Back in the CID room, he had Siobhan slide a hand into his jacket pocket, bringing out a small plastic jar of pills. “Bastards measured them out like gold,” he complained. “Get me some water, will you?”
She fetched a bottle from her desk and helped him wash down two tablets. When he demanded a third, she checked the label.
“Says to take two every four hours.”
“One more won’t do any harm.”
“Not going to last long at this rate.”
“There’s a prescription in my other pocket. We’ll stop at a chemist’s once we’re on the road.”
She screwed the top of the jar back on. “Thanks for taking me with you.”
“No problem.” He paused. “Want to talk about Fairstone?”
“Not particularly.”
“Fair enough.”
“I’m assuming neither of us is responsible.” Her eyes bored into his.
“Correct,” he said. “Which means we can concentrate on helping Bobby Hogan instead. But there’s one last thing before we start . . .”
“What?”
“Any chance you could do my tie properly? Nurse hadn’t a clue.”

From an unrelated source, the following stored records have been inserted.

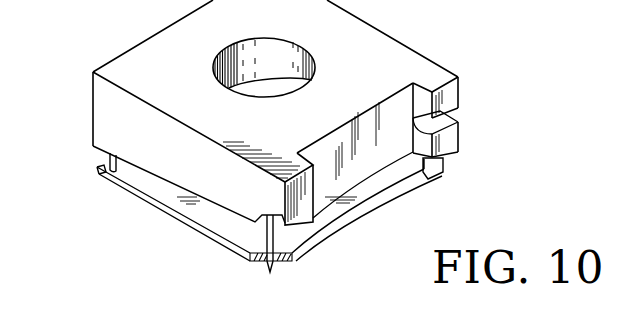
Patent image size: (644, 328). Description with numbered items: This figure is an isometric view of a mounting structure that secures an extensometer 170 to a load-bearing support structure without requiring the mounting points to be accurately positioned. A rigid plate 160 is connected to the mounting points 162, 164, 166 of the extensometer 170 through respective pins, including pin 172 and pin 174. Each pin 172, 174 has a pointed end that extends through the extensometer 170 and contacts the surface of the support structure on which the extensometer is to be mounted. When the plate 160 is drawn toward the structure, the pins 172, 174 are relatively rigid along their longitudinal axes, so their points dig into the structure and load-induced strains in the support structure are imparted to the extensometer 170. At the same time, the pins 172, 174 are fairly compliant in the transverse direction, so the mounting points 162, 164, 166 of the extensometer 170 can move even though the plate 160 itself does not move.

The rigid plate 160 is at (160, 42).
The mounting point 162 is at (267, 265).
The mounting point 164 is at (100, 171).
The mounting point 166 is at (423, 167).
The extensometer 170 is at (177, 214).
The pin 172 is at (277, 240).
The pin 174 is at (107, 158).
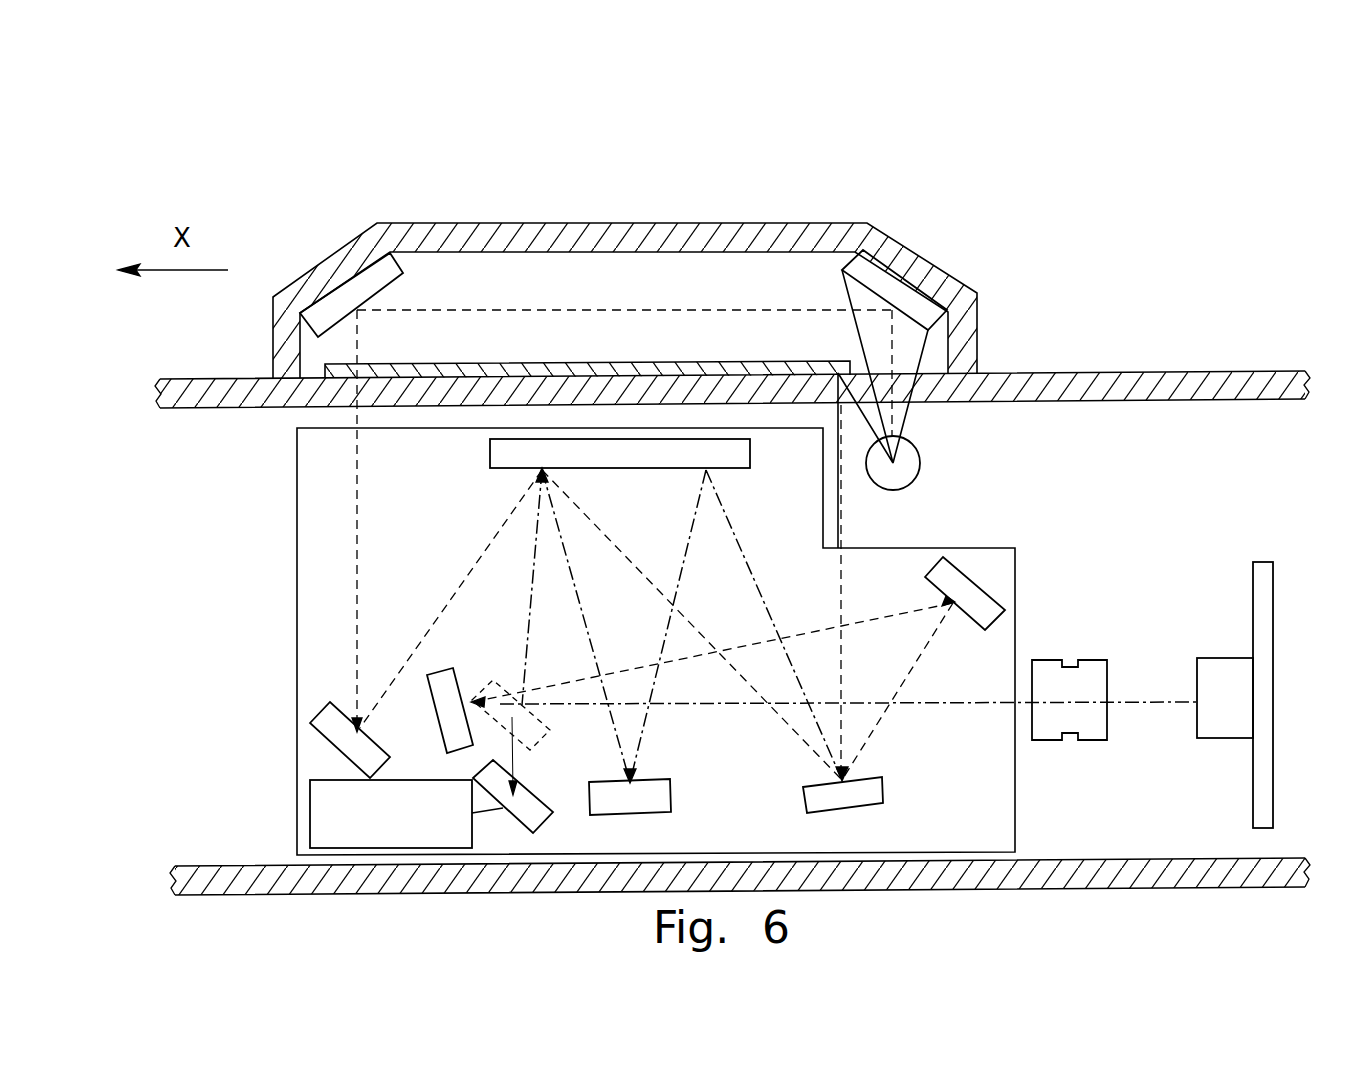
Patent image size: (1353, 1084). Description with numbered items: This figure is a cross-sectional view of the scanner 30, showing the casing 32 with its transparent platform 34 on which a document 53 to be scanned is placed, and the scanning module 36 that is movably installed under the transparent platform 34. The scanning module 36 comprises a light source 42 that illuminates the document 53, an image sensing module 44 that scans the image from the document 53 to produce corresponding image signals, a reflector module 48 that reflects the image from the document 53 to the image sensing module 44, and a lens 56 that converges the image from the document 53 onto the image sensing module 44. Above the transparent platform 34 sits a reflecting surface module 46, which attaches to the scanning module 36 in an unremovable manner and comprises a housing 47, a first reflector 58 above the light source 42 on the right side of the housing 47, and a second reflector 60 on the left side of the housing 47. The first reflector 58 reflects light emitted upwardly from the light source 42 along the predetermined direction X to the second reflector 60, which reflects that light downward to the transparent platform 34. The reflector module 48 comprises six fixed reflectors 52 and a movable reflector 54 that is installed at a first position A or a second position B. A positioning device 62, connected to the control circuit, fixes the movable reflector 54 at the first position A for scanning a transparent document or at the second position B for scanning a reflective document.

The scanner 30 is at (1138, 198).
The casing 32 is at (1087, 870).
The transparent platform 34 is at (1085, 376).
The scanning module 36 is at (1222, 484).
The light source 42 is at (915, 468).
The image sensing module 44 is at (1235, 695).
The reflecting surface module 46 is at (725, 155).
The housing 47 is at (623, 223).
The reflector module 48 is at (297, 482).
The fixed reflectors 52 is at (490, 455).
The document 53 is at (653, 368).
The movable reflector 54 is at (490, 770).
The lens 56 is at (1090, 678).
The first reflector 58 is at (903, 290).
The second reflector 60 is at (343, 298).
The positioning device 62 is at (310, 810).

She smiled. “I’ve been waiting to get my hands around your throat.”
“Any more of that and I’ll throw you back to the boss.”
But he didn’t, even when she proved incapable of following his instructions for knotting a tie. In the end, the woman at the chemist’s did it for him while they waited for the pharmacist to fill his prescription.
“Used to do it for my husband all the time,” she said. “God rest his soul.”
Outside on the sidewalk, Rebus looked up and down the street. “I need cigarettes,” he said.
“Don’t expect me to light them for you,” Siobhan said, folding her arms. He stared at her. “I’m serious,” she added. “This is the best chance of quitting that you’re ever likely to have.”
He narrowed his eyes. “You’re enjoying this, aren’t you?”
“Beginning to,” she admitted, opening the car door for him with a flourish of her arm.
2
There was no quick route to South Queensferry. They headed across the city center and down Queensferry Road, picking up speed only when they hit the A90. The town they were approaching seemed to be nestled between the two bridges—road and rail—that spanned the Firth of Forth.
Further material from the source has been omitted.